Carmen P. Thompson is a historian and author of The Making of American Whiteness: The Formation of Race in Seventeenth- Century Virginia. She earned her PhD in U.S. History from the University of Illinois, Urbana-Champaign and her Masters of Arts in African American Studies from Columbia University in New York. 


Dr. Thompson is a highly sought expert on Race and Whiteness in America. Her scholarship was quoted in the December 2022 Oregon State Supreme Court decision, Watkins, Jacob Keith v. Ackley, in support of the Court’s conclusion of disparate racial impact of non unanimous jury decisions. She wrote the introduction to the forthcoming (2023) book, Protest City: Portland’s Summer of Rage, a photo book that chronicles the yearlong protests in Portland, Oregon after the murder of George Floyd by police in 2020. And she co edited and authored articles in the peer reviewed journal, Oregon Historical Quarterly, 2019 special issue on White supremacy in Oregon.


She has held visiting scholar appointments at the Institute for Research in African American Studies at Columbia University in New York and in the Black Studies Department at Portland State University, and has taught a wide range of courses on the Black experience and Whiteness at Portland State University and Portland Community College.

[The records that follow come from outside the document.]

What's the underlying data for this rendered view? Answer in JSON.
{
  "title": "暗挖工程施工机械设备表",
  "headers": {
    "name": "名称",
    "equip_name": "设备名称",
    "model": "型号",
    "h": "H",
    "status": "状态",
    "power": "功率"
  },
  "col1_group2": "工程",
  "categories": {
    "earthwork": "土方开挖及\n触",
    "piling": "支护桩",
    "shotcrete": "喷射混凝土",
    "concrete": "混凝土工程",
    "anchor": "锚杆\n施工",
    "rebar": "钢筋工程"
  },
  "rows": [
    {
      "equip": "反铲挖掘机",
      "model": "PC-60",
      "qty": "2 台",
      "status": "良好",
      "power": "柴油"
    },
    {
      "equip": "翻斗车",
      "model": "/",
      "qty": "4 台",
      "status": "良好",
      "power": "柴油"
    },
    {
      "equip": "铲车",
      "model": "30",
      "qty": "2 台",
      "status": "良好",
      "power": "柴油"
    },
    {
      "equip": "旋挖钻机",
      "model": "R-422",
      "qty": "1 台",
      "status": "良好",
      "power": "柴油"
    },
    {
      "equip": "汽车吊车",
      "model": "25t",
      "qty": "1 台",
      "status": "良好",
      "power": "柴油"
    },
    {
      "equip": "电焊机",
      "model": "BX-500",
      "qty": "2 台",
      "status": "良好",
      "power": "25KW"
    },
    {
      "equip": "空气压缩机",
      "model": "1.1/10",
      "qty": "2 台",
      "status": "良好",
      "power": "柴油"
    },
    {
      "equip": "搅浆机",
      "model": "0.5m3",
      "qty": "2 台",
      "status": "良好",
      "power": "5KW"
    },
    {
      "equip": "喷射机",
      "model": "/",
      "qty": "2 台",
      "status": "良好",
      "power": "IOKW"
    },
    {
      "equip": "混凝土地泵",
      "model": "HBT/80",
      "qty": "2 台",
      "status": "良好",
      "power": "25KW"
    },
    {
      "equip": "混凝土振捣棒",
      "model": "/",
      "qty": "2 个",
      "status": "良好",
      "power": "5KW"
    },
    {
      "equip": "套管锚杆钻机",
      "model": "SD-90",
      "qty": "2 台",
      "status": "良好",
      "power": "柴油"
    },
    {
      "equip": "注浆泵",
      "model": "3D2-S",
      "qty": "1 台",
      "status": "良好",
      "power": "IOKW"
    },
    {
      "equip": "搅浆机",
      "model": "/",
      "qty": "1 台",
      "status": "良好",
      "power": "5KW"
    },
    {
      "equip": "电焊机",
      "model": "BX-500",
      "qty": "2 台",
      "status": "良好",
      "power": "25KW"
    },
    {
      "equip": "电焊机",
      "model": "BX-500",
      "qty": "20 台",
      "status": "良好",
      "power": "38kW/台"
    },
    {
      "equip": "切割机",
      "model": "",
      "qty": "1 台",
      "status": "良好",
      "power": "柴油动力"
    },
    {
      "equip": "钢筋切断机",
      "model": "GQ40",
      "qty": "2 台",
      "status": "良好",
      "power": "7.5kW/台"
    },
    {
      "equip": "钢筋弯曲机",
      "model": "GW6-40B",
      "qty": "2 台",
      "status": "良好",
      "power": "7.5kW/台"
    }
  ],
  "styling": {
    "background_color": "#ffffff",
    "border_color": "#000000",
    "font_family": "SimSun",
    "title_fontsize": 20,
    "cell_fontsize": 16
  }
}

In honor Women’s History Month, Dr. Thompson centers the experiences of free and enslaved Black women in early America in a discussion of her newly published book, The Making of American Whiteness: The Formation of Race in Seventeenth Century Virginia, to show how gender relations with White women and White men reveal the resiliency of Black people and the contours of race during the era.


About the Book


The Making of American Whiteness: The Formation of Race in Seventeenth-Century Virginia changes the narrative about the origins of race and Whiteness in America. With an exhaustive range of archival documents, Carmen P. Thompson demonstrates not only that Whiteness predates European expansion to the Americas—as evidenced by European participation in the transatlantic slave trade since the fifteenth century—but, more importantly, that Whiteness was the principal dynamic in the settlement of Virginia, the first colony in what would become the United States of America. And just as the system of White supremacy was the principal order that fueled the transatlantic slave trade, it was likewise the framework that drove the organization of civil society in Virginia, including the organization and structure of the colony’s laws, social, political, and economic policies, and its system of governance. This book shows what Whiteness looked like in everyday life in the early seventeenth century, finding it eerily prescient to Whiteness today.

“The Making of American Whiteness provides compelling corrections to received notions regarding the origins of institutionalized White supremacy. By shedding new light on a wide array of period documents within the context of transatlantic slavery, Carmen P. Thompson shows that in early Virginia, conceptions of West African peoples as inherently worthy of enslavement went hand in hand with a collective European self-conception as not only superior but also implicitly White. With its deep dives into such disparate realms as gender relations, built environments, and the maintenance of West African modes of resistance, this book will instruct and fascinate students and scholars working on both the origins of American racial formations and their obstinately enduring manifestations.”

Tim Engles, Eastern Illinois University



“A highly original challenge to the traditional historiographical wisdom on the North American origins of racial slavery and whiteness in colonial Virginia. Thompson has put together an unequalled archive on the subject of how ‘race’ operated in the period before Bacon’s Rebellion and policy changes made racial distinctions emerge with much greater clarity and elaboration. Subtle and deeply gendered, the project also draws insight and energy from Thompson’s study of very different forms of slavery in Africa. She places Virginia in a network of slave-trading transnationally in a way that brings into useful question the idea of an ‘invention’ of race there.”